Rather than pour potential new antibiotics into a test tube teeming with bacteria (as in the past) SAFIRE uses cutting-edge cell imaging techniques to observe what the compounds do to mammalian cells infected with bacteria over 18 hours.

The method enables her laboratory to zero in on compounds that keep bacteria from replicating inside the host cell, but don’t harm the host.

“This filters out toxic compounds right off the bat,” she said.

Of 14,400 potential candidates screened, her team has zeroed in on at least three with strong potential.

They work not by killing the bacteria itself, but by getting inside it and shutting off cellular machines called “efflux pumps” which bacteria use to protect themselves from both antibiotic medications and the body’s own immune-boosting proteins.

“Bacteria are really smart, and they have learned to use these pumps to pump out whatever we throw at them to kill them, so they can live happily,” said Edward Yu, a professor of pharmacology at Case Western Reserve University who collaborated with Detweiler on the research. “The compounds Corrie is working on inhibit those pumps.”

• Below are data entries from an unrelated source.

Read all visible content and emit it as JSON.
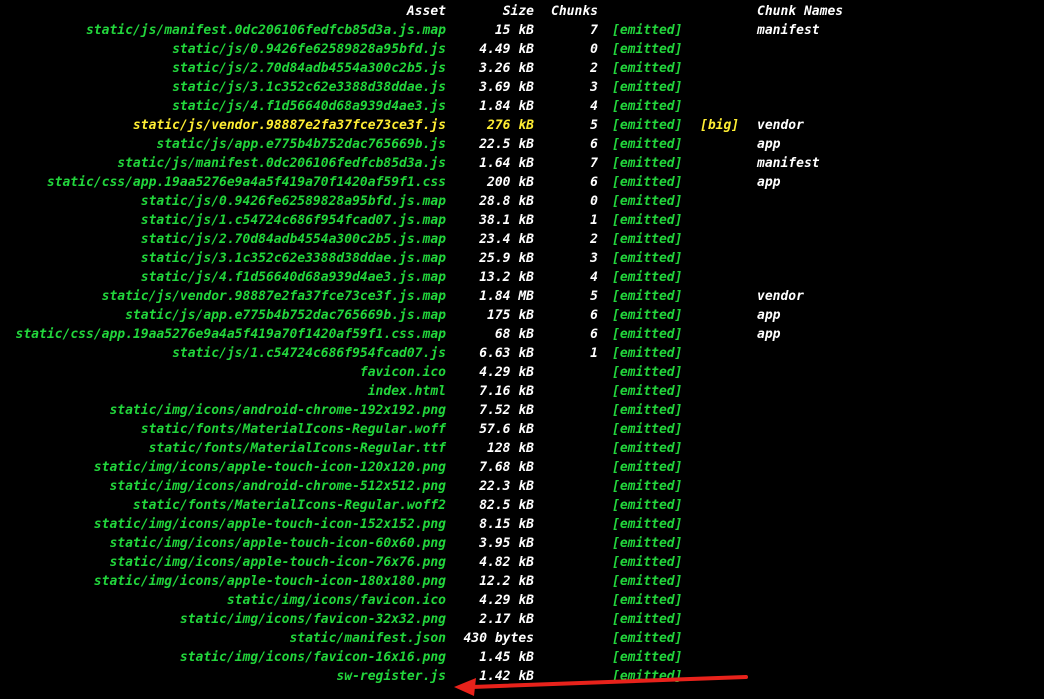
{
  "colors": {
    "background": "#000000",
    "asset_text": "#22d63c",
    "status_text": "#22d63c",
    "size_text": "#ffffff",
    "big_text": "#ffee33",
    "header_text": "#ffffff",
    "arrow": "#e8221b"
  },
  "header": {
    "asset": "Asset",
    "size": "Size",
    "chunks": "Chunks",
    "chunk_names": "Chunk Names"
  },
  "rows": [
    {
      "asset": "static/js/manifest.0dc206106fedfcb85d3a.js.map",
      "size": "15 kB",
      "chunks": "7",
      "status": "[emitted]",
      "flag": "",
      "chunk_names": "manifest"
    },
    {
      "asset": "static/js/0.9426fe62589828a95bfd.js",
      "size": "4.49 kB",
      "chunks": "0",
      "status": "[emitted]",
      "flag": "",
      "chunk_names": ""
    },
    {
      "asset": "static/js/2.70d84adb4554a300c2b5.js",
      "size": "3.26 kB",
      "chunks": "2",
      "status": "[emitted]",
      "flag": "",
      "chunk_names": ""
    },
    {
      "asset": "static/js/3.1c352c62e3388d38ddae.js",
      "size": "3.69 kB",
      "chunks": "3",
      "status": "[emitted]",
      "flag": "",
      "chunk_names": ""
    },
    {
      "asset": "static/js/4.f1d56640d68a939d4ae3.js",
      "size": "1.84 kB",
      "chunks": "4",
      "status": "[emitted]",
      "flag": "",
      "chunk_names": ""
    },
    {
      "asset": "static/js/vendor.98887e2fa37fce73ce3f.js",
      "size": "276 kB",
      "chunks": "5",
      "status": "[emitted]",
      "flag": "[big]",
      "chunk_names": "vendor",
      "big": true
    },
    {
      "asset": "static/js/app.e775b4b752dac765669b.js",
      "size": "22.5 kB",
      "chunks": "6",
      "status": "[emitted]",
      "flag": "",
      "chunk_names": "app"
    },
    {
      "asset": "static/js/manifest.0dc206106fedfcb85d3a.js",
      "size": "1.64 kB",
      "chunks": "7",
      "status": "[emitted]",
      "flag": "",
      "chunk_names": "manifest"
    },
    {
      "asset": "static/css/app.19aa5276e9a4a5f419a70f1420af59f1.css",
      "size": "200 kB",
      "chunks": "6",
      "status": "[emitted]",
      "flag": "",
      "chunk_names": "app"
    },
    {
      "asset": "static/js/0.9426fe62589828a95bfd.js.map",
      "size": "28.8 kB",
      "chunks": "0",
      "status": "[emitted]",
      "flag": "",
      "chunk_names": ""
    },
    {
      "asset": "static/js/1.c54724c686f954fcad07.js.map",
      "size": "38.1 kB",
      "chunks": "1",
      "status": "[emitted]",
      "flag": "",
      "chunk_names": ""
    },
    {
      "asset": "static/js/2.70d84adb4554a300c2b5.js.map",
      "size": "23.4 kB",
      "chunks": "2",
      "status": "[emitted]",
      "flag": "",
      "chunk_names": ""
    },
    {
      "asset": "static/js/3.1c352c62e3388d38ddae.js.map",
      "size": "25.9 kB",
      "chunks": "3",
      "status": "[emitted]",
      "flag": "",
      "chunk_names": ""
    },
    {
      "asset": "static/js/4.f1d56640d68a939d4ae3.js.map",
      "size": "13.2 kB",
      "chunks": "4",
      "status": "[emitted]",
      "flag": "",
      "chunk_names": ""
    },
    {
      "asset": "static/js/vendor.98887e2fa37fce73ce3f.js.map",
      "size": "1.84 MB",
      "chunks": "5",
      "status": "[emitted]",
      "flag": "",
      "chunk_names": "vendor"
    },
    {
      "asset": "static/js/app.e775b4b752dac765669b.js.map",
      "size": "175 kB",
      "chunks": "6",
      "status": "[emitted]",
      "flag": "",
      "chunk_names": "app"
    },
    {
      "asset": "static/css/app.19aa5276e9a4a5f419a70f1420af59f1.css.map",
      "size": "68 kB",
      "chunks": "6",
      "status": "[emitted]",
      "flag": "",
      "chunk_names": "app"
    },
    {
      "asset": "static/js/1.c54724c686f954fcad07.js",
      "size": "6.63 kB",
      "chunks": "1",
      "status": "[emitted]",
      "flag": "",
      "chunk_names": ""
    },
    {
      "asset": "favicon.ico",
      "size": "4.29 kB",
      "chunks": "",
      "status": "[emitted]",
      "flag": "",
      "chunk_names": ""
    },
    {
      "asset": "index.html",
      "size": "7.16 kB",
      "chunks": "",
      "status": "[emitted]",
      "flag": "",
      "chunk_names": ""
    },
    {
      "asset": "static/img/icons/android-chrome-192x192.png",
      "size": "7.52 kB",
      "chunks": "",
      "status": "[emitted]",
      "flag": "",
      "chunk_names": ""
    },
    {
      "asset": "static/fonts/MaterialIcons-Regular.woff",
      "size": "57.6 kB",
      "chunks": "",
      "status": "[emitted]",
      "flag": "",
      "chunk_names": ""
    },
    {
      "asset": "static/fonts/MaterialIcons-Regular.ttf",
      "size": "128 kB",
      "chunks": "",
      "status": "[emitted]",
      "flag": "",
      "chunk_names": ""
    },
    {
      "asset": "static/img/icons/apple-touch-icon-120x120.png",
      "size": "7.68 kB",
      "chunks": "",
      "status": "[emitted]",
      "flag": "",
      "chunk_names": ""
    },
    {
      "asset": "static/img/icons/android-chrome-512x512.png",
      "size": "22.3 kB",
      "chunks": "",
      "status": "[emitted]",
      "flag": "",
      "chunk_names": ""
    },
    {
      "asset": "static/fonts/MaterialIcons-Regular.woff2",
      "size": "82.5 kB",
      "chunks": "",
      "status": "[emitted]",
      "flag": "",
      "chunk_names": ""
    },
    {
      "asset": "static/img/icons/apple-touch-icon-152x152.png",
      "size": "8.15 kB",
      "chunks": "",
      "status": "[emitted]",
      "flag": "",
      "chunk_names": ""
    },
    {
      "asset": "static/img/icons/apple-touch-icon-60x60.png",
      "size": "3.95 kB",
      "chunks": "",
      "status": "[emitted]",
      "flag": "",
      "chunk_names": ""
    },
    {
      "asset": "static/img/icons/apple-touch-icon-76x76.png",
      "size": "4.82 kB",
      "chunks": "",
      "status": "[emitted]",
      "flag": "",
      "chunk_names": ""
    },
    {
      "asset": "static/img/icons/apple-touch-icon-180x180.png",
      "size": "12.2 kB",
      "chunks": "",
      "status": "[emitted]",
      "flag": "",
      "chunk_names": ""
    },
    {
      "asset": "static/img/icons/favicon.ico",
      "size": "4.29 kB",
      "chunks": "",
      "status": "[emitted]",
      "flag": "",
      "chunk_names": ""
    },
    {
      "asset": "static/img/icons/favicon-32x32.png",
      "size": "2.17 kB",
      "chunks": "",
      "status": "[emitted]",
      "flag": "",
      "chunk_names": ""
    },
    {
      "asset": "static/manifest.json",
      "size": "430 bytes",
      "chunks": "",
      "status": "[emitted]",
      "flag": "",
      "chunk_names": ""
    },
    {
      "asset": "static/img/icons/favicon-16x16.png",
      "size": "1.45 kB",
      "chunks": "",
      "status": "[emitted]",
      "flag": "",
      "chunk_names": ""
    },
    {
      "asset": "sw-register.js",
      "size": "1.42 kB",
      "chunks": "",
      "status": "[emitted]",
      "flag": "",
      "chunk_names": ""
    }
  ],
  "annotation": {
    "icon": "red-arrow-icon",
    "points_to": "sw-register.js"
  }
}
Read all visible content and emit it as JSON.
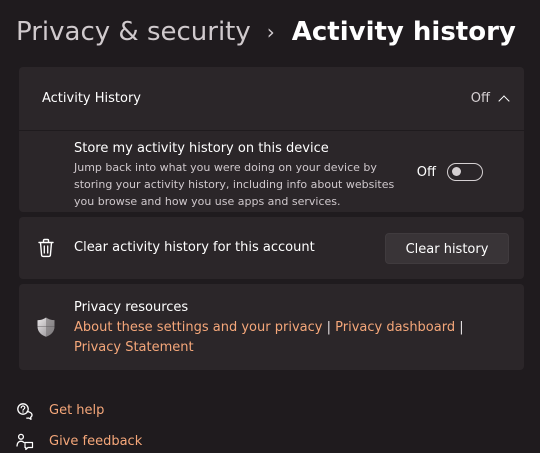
{
  "breadcrumb": {
    "parent": "Privacy & security",
    "separator": "›",
    "current": "Activity history"
  },
  "activity_history": {
    "title": "Activity History",
    "status": "Off",
    "expanded": true,
    "store_setting": {
      "title": "Store my activity history on this device",
      "description": "Jump back into what you were doing on your device by storing your activity history, including info about websites you browse and how you use apps and services.",
      "state_label": "Off",
      "enabled": false
    }
  },
  "clear": {
    "label": "Clear activity history for this account",
    "button_label": "Clear history",
    "icon": "trash-icon"
  },
  "resources": {
    "title": "Privacy resources",
    "icon": "shield-icon",
    "link1": "About these settings and your privacy",
    "link2": "Privacy dashboard",
    "link3": "Privacy Statement",
    "separator": "|"
  },
  "footer": {
    "help_label": "Get help",
    "help_icon": "help-chat-icon",
    "feedback_label": "Give feedback",
    "feedback_icon": "feedback-icon"
  },
  "colors": {
    "background": "#1f1b1e",
    "card": "#2b2629",
    "link": "#f5a77a"
  }
}
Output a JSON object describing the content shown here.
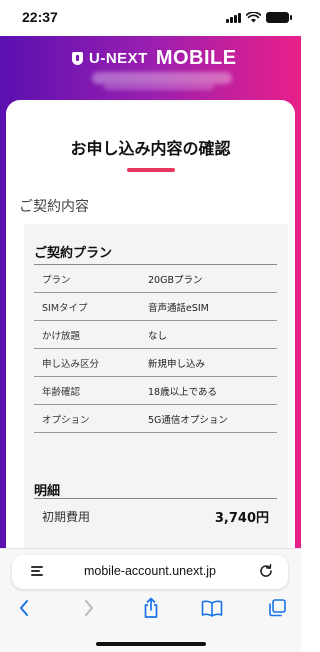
{
  "status_bar": {
    "time": "22:37"
  },
  "header": {
    "brand_name": "U-NEXT",
    "brand_product": "MOBILE"
  },
  "page": {
    "title": "お申し込み内容の確認",
    "section_title": "ご契約内容"
  },
  "plan": {
    "title": "ご契約プラン",
    "rows": [
      {
        "key": "プラン",
        "value": "20GBプラン"
      },
      {
        "key": "SIMタイプ",
        "value": "音声通話eSIM"
      },
      {
        "key": "かけ放題",
        "value": "なし"
      },
      {
        "key": "申し込み区分",
        "value": "新規申し込み"
      },
      {
        "key": "年齢確認",
        "value": "18歳以上である"
      },
      {
        "key": "オプション",
        "value": "5G通信オプション"
      }
    ]
  },
  "details": {
    "title": "明細",
    "initial_fee_label": "初期費用",
    "initial_fee_value": "3,740円"
  },
  "browser": {
    "url": "mobile-account.unext.jp",
    "accent_color": "#1a73e8",
    "icons": [
      "back-icon",
      "forward-icon",
      "share-icon",
      "bookmarks-icon",
      "tabs-icon"
    ]
  },
  "colors": {
    "brand_gradient_start": "#5a10b0",
    "brand_gradient_end": "#e8208a",
    "title_underline": "#e8365f"
  }
}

Yu notes that because the compounds don’t kill the bacteria themselves, the bacteria don’t learn to resist them—a fact that could give the treatments more staying power than conventional antibiotics have had.

In September, the Colorado Office of Economic Development and International Trade awarded Detweiler $125,000, topping off $2 million in National Institutes of Health funding.

She’s now collaborating with Boulder-based pharmaceutical start-up Crestone Inc. to help refine the compounds, and hopes to begin testing them in animals soon.

“If you had a patient who had an infection that was resistant to available antibiotics, you might someday be able to treat them by giving them one of our compounds in addition to the antibiotic,” she said. “It could not only make the old antibiotic work better but also make the patient’s own immune system work better. It’s exciting to think about.”